Nas manifestações feitas por representantes dos Conselhos Nacional (CNS) e Municipal de Saúde (CMS), de Psicologia, de Direitos Humanos, do Fórum Gaúcho e Associação Brasileira de Saúde Mental, entre diversas outras ponderações externadas por integrantes da sociedade civil, a cobrança para o governo gaúcho se posicione contra o chamado “revogaço”, um conjunto de medidas planejado e já ensaiado pelo governo Jair Bolsonaro em alterar e extinguir portarias que estruturam a política de saúde mental no País. “Ignoram os dados médicos que mostram não haver benefícios clínicos nem econômicos. Se trata de um nicho de mercado muito explorado que querem de volta”, protestou Ana Paula de Lima, do CMS, destacando que tanto o SUS quanto a política antimanicomial brasileira são referências no mundo há pelo menos trinta anos.
Outro ponto debatido no encontro foi a consultoria que está sendo feita pelo Hospital Sírio Libanês junto ao Hospital São Pedro. Oficialmente, ela seria para desinstitucionalizar a unidade, mas, diante da falta de transparência, a suspeita é de que trate, na prática, sobre a privatização da unidade. Por deliberação do colegiado, a Assembleia Legislativa, por meio da Comissão de Saúde e de Meio Ambiente, irá solicitar cópia do contrato para ter ciência do teor do acordo e respectivas diretrizes, metas e indicadores.

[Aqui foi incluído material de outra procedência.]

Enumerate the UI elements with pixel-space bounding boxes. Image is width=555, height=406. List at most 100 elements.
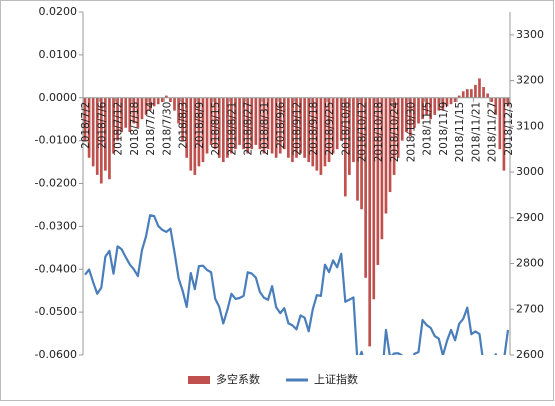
y-tick-label: -0.0300 [35, 219, 77, 232]
bar [339, 97, 343, 141]
x-tick-label: 2018/10/30 [405, 102, 417, 163]
bar [433, 97, 437, 115]
bar [136, 97, 140, 128]
bar [291, 97, 294, 163]
bar [140, 97, 144, 120]
x-tick-label: 2018/7/18 [129, 102, 141, 156]
bar [185, 97, 189, 158]
bar [429, 97, 433, 120]
y-tick-label: -0.0200 [35, 177, 77, 190]
bar [152, 97, 156, 107]
bar [274, 97, 278, 158]
x-tick-label: 2018/7/24 [145, 101, 157, 155]
bar [364, 97, 367, 278]
bar [177, 97, 180, 124]
bar [116, 97, 119, 141]
bar [490, 97, 494, 103]
bar [104, 97, 107, 171]
bar [197, 97, 201, 167]
legend-swatch [188, 376, 210, 384]
y2-tick-label: 3000 [516, 165, 544, 178]
bar [278, 97, 282, 154]
bar [295, 97, 298, 158]
bar [307, 97, 311, 163]
x-tick-label: 2018/8/9 [194, 102, 206, 149]
bar [132, 97, 136, 124]
bar [384, 97, 388, 214]
x-tick-label: 2018/12/3 [503, 102, 515, 156]
bar [287, 97, 290, 158]
bar [311, 97, 315, 167]
bar [319, 97, 323, 175]
bar [372, 97, 376, 300]
bar [352, 97, 355, 163]
bar [465, 89, 469, 98]
bar [388, 97, 392, 193]
y-tick-label: -0.0100 [35, 134, 77, 147]
bar [343, 97, 347, 197]
bar [221, 97, 225, 163]
bar [413, 97, 416, 128]
x-tick-label: 2018/9/18 [308, 102, 320, 156]
x-tick-label: 2018/11/15 [454, 102, 466, 163]
bar [270, 97, 274, 154]
x-tick-label: 2018/10/12 [357, 102, 369, 163]
bar [315, 97, 319, 171]
y-tick-label: -0.0600 [35, 348, 77, 361]
bar [148, 97, 152, 111]
bar [83, 97, 87, 141]
bar [380, 97, 384, 240]
bar [217, 97, 221, 158]
x-tick-label: 2018/8/21 [226, 102, 238, 156]
bar [404, 97, 408, 133]
bar [226, 97, 229, 158]
bar [266, 97, 270, 150]
bar [209, 97, 213, 145]
bar [376, 97, 380, 265]
bar [108, 97, 111, 180]
bar [400, 97, 404, 141]
y2-tick-label: 3300 [516, 28, 544, 41]
y-tick-label: 0.0000 [39, 91, 78, 104]
y2-tick-label: 2800 [516, 257, 544, 270]
x-tick-label: 2018/9/12 [292, 102, 304, 156]
x-tick-label: 2018/8/31 [259, 102, 271, 156]
bar [189, 97, 193, 171]
bar [242, 97, 245, 150]
bar [258, 97, 262, 150]
x-tick-label: 2018/7/2 [80, 102, 92, 149]
bar [486, 93, 489, 98]
bar [246, 97, 250, 154]
x-tick-label: 2018/11/27 [487, 102, 499, 163]
bar [165, 95, 168, 98]
bar [169, 97, 172, 103]
bar [331, 97, 335, 154]
bar [181, 97, 184, 141]
bar [502, 97, 506, 171]
legend-label: 上证指数 [314, 372, 358, 386]
bar [160, 97, 164, 103]
bar [262, 97, 266, 154]
y-tick-label: 0.0200 [39, 5, 78, 18]
x-tick-label: 2018/11/5 [422, 102, 434, 156]
bar [230, 97, 233, 154]
x-tick-label: 2018/7/6 [96, 101, 108, 148]
bar [425, 97, 428, 115]
bar [201, 97, 205, 163]
bar [213, 97, 217, 150]
x-tick-label: 2018/10/24 [389, 101, 401, 162]
bar [474, 84, 477, 98]
x-tick-label: 2018/9/6 [275, 101, 287, 148]
bar [461, 91, 465, 98]
bar [128, 97, 132, 133]
bar [506, 97, 510, 107]
bar [478, 78, 481, 98]
y2-tick-label: 2600 [516, 348, 544, 361]
x-tick-label: 2018/8/27 [243, 102, 255, 156]
bar [445, 97, 449, 107]
bar [95, 97, 99, 175]
bar [250, 97, 254, 150]
bar [421, 97, 424, 120]
x-tick-label: 2018/11/9 [438, 102, 450, 156]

Também chamou a atenção dos presentes o fato de que a consultoria desconsidera outros projetos de transformação institucional, como o São Pedro Cidadão e o São Pedro em Movimento, que foram formatados e articulados em diversas etapas e com participação dos trabalhadores da referida unidade e diferentes organismos atuantes da sociedade civil. Os projetos dialogam com a implementação da reforma psiquiátrica, aprovada em 2001 no Brasil e que é resultante de uma luta iniciada na década de 1980. Ela prevê a desativação gradual dos manicômios e criação de estratégias para quem sofre de transtornos mentais possa conviver livremente na sociedade. A retomada de ambas iniciativas foi outra deliberação tirada pelos participantes da audiência.
Os presentes deliberaram ainda para que a que a CSMA se manifeste junto ao Conselho Nacional de Secretários de Saúde (Conass) e Secretaria Estadual da Saúde para que não pautem na Comissão Intergestores Tripartite (CIT) a revogação das portarias que instituem os mecanismos da rede de atenção psicossocial, que sejam convocados todos os coordenadores estaduais para discutir a política de saúde mental, que seja formalizada resposta à CSMA sobre denúncia de violação de direitos de crianças e adolescentes internados no Hospital Psiquiátrico São Pedro, pelo fortalecimento do SUS e da rede de atenção psicossocial. “Ainda incluímos um ponto que simplesmente não pode ficar de fora de nenhum encaminhamento feito por aqueles que militam pela causa da saúde pública, que é a revogação da EC-95”, finalizou Valdeci, em referência à emenda constitucional aprovada em 2016 e que instituiu o chamado teto de gastos. Desde então, a área da saúde já deixou de receber cerca de R$ 20 bilhões do governo federal. Até o final de 2021, serão mais R$ 15 bi por conta da medida.